The IBMC (Institute for Molecular and Cellular Biology) comprises three CNRS (National Center for Scientific Research) Units, UPR 9002, UPR 9021 and UPR 9022. Even though they develop distinct research fields, the interest of merging these Units into the same building is an incentive toward the emergence of new research programs utilizing the diverse expertise existing among the scientists. Also, this allows the sharing of materials and techniques as well as rationalizing core facilities.

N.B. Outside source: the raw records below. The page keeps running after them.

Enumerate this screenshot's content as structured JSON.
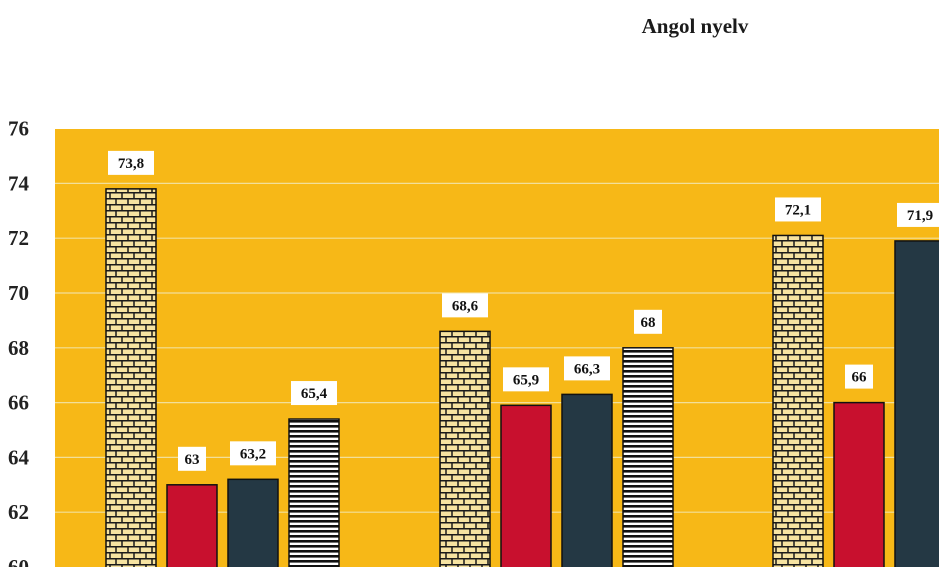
{
  "chart_data": {
    "type": "bar",
    "title": "Angol nyelv",
    "xlabel": "",
    "ylabel": "",
    "ylim": [
      60,
      76
    ],
    "yticks": [
      "60",
      "62",
      "64",
      "66",
      "68",
      "70",
      "72",
      "74",
      "76"
    ],
    "grid": true,
    "legend": "none",
    "categories": [
      "",
      "",
      ""
    ],
    "series": [
      {
        "values": [
          73.8,
          68.6,
          72.1
        ],
        "labels": [
          "73,8",
          "68,6",
          "72,1"
        ],
        "pattern": "brick",
        "color": "#f6e3a1"
      },
      {
        "values": [
          63,
          65.9,
          66
        ],
        "labels": [
          "63",
          "65,9",
          "66"
        ],
        "pattern": "solid",
        "color": "#c8102e"
      },
      {
        "values": [
          63.2,
          66.3,
          71.9
        ],
        "labels": [
          "63,2",
          "66,3",
          "71,9"
        ],
        "pattern": "solid",
        "color": "#243844"
      },
      {
        "values": [
          65.4,
          68,
          null
        ],
        "labels": [
          "65,4",
          "68",
          ""
        ],
        "pattern": "hstripe",
        "color": "#111111"
      }
    ],
    "colors": {
      "plot_background": "#f7b817",
      "gridline": "#f2df9a"
    }
  }
}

The research interests of UPR 9002 (Architecture and Reactivity of RNA, ARN) are centered on the RNA molecule, whatever type and shape. RNA performs a remarkable range of structural, catalytic and regulatory functions, and pervaded all fields of biological research. More specifically investigated in the UPR 9002 are the structure-function relationships governing gene expression, whether at the translational or post-transcriptional levels, either in bacteria, archaea or eukaryotes. Approaches are transdisciplinary, combining genetics, structural, molecular and cell biology, chemistry, biochemistry, biophysics, bioinformatics and genomics.

 

Insects, as all invertebrates, possess a very powerful defence system against microbial infections by utilizing an immune response of the innate type. Drosophila is the model system of the UPR 9022 (Immune Response and Development in Insects, RIDI) to investigate the evolution of this innate response. In drosophila, the defence mechanisms consist mostly in a humoral response comprising the rapid synthesis and secretion into the blood of a battery of broad spectrum antimicrobial peptides against bacteria and fungi. These are the effectors of the humoral response. At least two distinct control pathways enable induction of the antifungal and antibacterial peptides, respectively. Four groups study this immune system in drosophila in the UPR 9022, the fifth one being interested in understanding how the Anopheles mosquito can fight against the malaria parasite.

 

The aim of the research carried out in the UPR 9021 (Immunological and Chemical Therapeutics) is the study of molecular and cellular features of the normal and pathologic immune system with the objective to design new therapeutic ways of specific immunointervention in autoimmune, tumoral and viral diseases. Our general strategies aim at modulating cellular or molecular receptor-ligand interactions. Approaches used include fundamental immunology, cellular and molecular biology, organic chemistry and pharmacology, structure-function studies, physiology, cellular imaging and manipulation of animal models.